Алана пытается звонить, навещать, как некая бруклинская версия Клары Бартон. Сиделка выслеживает его во время послеоперационного визита к доктору Мэтуру.

— Если не хотите общаться с людьми, ваше дело, — говорит она. — Если хотите бросить семью, тех, кто вас любит, и оставить преподавание, то надеюсь, что передумаете. И все-таки вы делаете ошибку. Вам нужна работа, и я могу помочь.

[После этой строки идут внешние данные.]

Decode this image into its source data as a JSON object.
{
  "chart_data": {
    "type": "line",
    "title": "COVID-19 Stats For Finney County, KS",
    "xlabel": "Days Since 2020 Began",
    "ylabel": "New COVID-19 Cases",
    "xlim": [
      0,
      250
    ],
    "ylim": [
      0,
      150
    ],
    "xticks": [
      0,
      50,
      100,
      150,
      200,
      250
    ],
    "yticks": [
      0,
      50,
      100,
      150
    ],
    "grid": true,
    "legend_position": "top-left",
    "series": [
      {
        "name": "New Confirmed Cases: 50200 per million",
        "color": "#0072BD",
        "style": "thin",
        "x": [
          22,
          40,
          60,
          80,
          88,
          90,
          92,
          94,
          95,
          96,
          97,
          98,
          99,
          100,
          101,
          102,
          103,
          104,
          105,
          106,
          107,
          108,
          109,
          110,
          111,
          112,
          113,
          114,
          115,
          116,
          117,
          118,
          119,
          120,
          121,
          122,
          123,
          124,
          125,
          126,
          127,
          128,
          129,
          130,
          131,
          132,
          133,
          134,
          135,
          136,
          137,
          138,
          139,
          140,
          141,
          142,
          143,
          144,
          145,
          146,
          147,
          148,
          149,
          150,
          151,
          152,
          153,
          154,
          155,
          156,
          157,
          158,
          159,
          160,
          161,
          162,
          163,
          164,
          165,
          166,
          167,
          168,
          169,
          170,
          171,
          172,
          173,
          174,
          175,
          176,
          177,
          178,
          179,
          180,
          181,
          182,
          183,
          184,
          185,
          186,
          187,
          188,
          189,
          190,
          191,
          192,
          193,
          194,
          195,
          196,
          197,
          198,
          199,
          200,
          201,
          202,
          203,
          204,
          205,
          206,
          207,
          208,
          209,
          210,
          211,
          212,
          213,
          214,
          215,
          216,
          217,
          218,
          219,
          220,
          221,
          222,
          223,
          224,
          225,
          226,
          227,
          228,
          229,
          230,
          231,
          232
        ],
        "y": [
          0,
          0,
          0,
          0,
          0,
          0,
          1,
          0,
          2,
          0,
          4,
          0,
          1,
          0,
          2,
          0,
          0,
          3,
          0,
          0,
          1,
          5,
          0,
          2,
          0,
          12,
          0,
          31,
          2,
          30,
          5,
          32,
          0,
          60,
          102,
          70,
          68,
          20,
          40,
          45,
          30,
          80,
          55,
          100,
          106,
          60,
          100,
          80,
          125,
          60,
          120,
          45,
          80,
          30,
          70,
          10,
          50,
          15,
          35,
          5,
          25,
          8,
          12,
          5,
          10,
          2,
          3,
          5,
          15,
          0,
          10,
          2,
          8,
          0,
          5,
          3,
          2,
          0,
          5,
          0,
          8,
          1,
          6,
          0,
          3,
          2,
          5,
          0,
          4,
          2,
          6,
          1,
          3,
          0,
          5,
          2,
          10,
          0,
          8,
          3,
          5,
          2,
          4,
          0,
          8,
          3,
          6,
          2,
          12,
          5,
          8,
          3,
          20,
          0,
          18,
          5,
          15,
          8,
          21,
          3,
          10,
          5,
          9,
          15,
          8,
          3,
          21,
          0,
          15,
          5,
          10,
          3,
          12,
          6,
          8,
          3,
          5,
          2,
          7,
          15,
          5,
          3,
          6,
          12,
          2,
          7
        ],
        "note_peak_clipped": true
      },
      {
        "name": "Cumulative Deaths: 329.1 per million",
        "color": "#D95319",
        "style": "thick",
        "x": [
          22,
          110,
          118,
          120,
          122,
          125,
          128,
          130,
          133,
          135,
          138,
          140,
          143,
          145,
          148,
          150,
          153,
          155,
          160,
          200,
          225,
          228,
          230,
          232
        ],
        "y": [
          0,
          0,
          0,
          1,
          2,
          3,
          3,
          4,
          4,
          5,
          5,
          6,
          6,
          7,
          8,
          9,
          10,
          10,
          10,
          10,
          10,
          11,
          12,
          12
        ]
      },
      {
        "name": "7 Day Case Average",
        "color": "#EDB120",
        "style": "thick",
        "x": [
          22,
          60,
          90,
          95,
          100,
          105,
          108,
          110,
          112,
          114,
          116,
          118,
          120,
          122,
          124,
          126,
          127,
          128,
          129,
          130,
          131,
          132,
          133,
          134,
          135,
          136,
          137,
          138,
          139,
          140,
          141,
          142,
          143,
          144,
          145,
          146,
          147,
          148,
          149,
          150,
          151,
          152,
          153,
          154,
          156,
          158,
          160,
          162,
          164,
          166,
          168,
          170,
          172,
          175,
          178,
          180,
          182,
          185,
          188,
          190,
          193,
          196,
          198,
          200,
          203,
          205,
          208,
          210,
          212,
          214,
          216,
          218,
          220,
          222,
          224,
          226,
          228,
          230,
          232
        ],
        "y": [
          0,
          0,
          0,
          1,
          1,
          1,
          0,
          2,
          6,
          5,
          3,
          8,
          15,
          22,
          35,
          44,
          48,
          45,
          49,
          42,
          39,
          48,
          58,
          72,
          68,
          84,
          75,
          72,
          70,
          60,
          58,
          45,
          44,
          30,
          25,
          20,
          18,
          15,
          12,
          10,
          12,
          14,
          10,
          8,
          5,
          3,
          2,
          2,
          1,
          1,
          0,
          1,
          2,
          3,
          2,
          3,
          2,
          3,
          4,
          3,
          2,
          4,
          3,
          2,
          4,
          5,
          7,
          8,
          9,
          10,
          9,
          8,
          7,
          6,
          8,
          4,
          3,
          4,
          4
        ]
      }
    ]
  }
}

Спустя два месяца, опираясь на новую трость, он с трудом первый раз выходит на работу в качестве водителя грузовика Комитета чернокожих ветеранов войны. Ему будет платить наличными Тони, брат Аланы, председатель комитета и отставной сержант.

— Алана сказала, что тебя поимели.

Двое других членов бригады с удивлением косятся на новичка. Сердитый человек подходит к Тони и стучит костяшками пальцев по лбу, словно желая спросить, в уме ли он.

— Здесь что, никого нет, сержант? Ты взял белого? Они что, мало крадут у нас работу?

А работа для мертвого идеальная. Не надо думать и говорить. Ведешь фургон по знакомым улицам, изученным вдоль и поперек за многие годы. Комитет ветеранов принимает пожертвования мебелью, одеждой, электроприборами, играми и распределяет все это среди нуждающихся ветеранов. «Отдайте нам старые телевизоры, книги и компьютерные клавиатуры, спишите их, помогите ветеранам — и будете иметь хорошие отношения с налоговой полицией».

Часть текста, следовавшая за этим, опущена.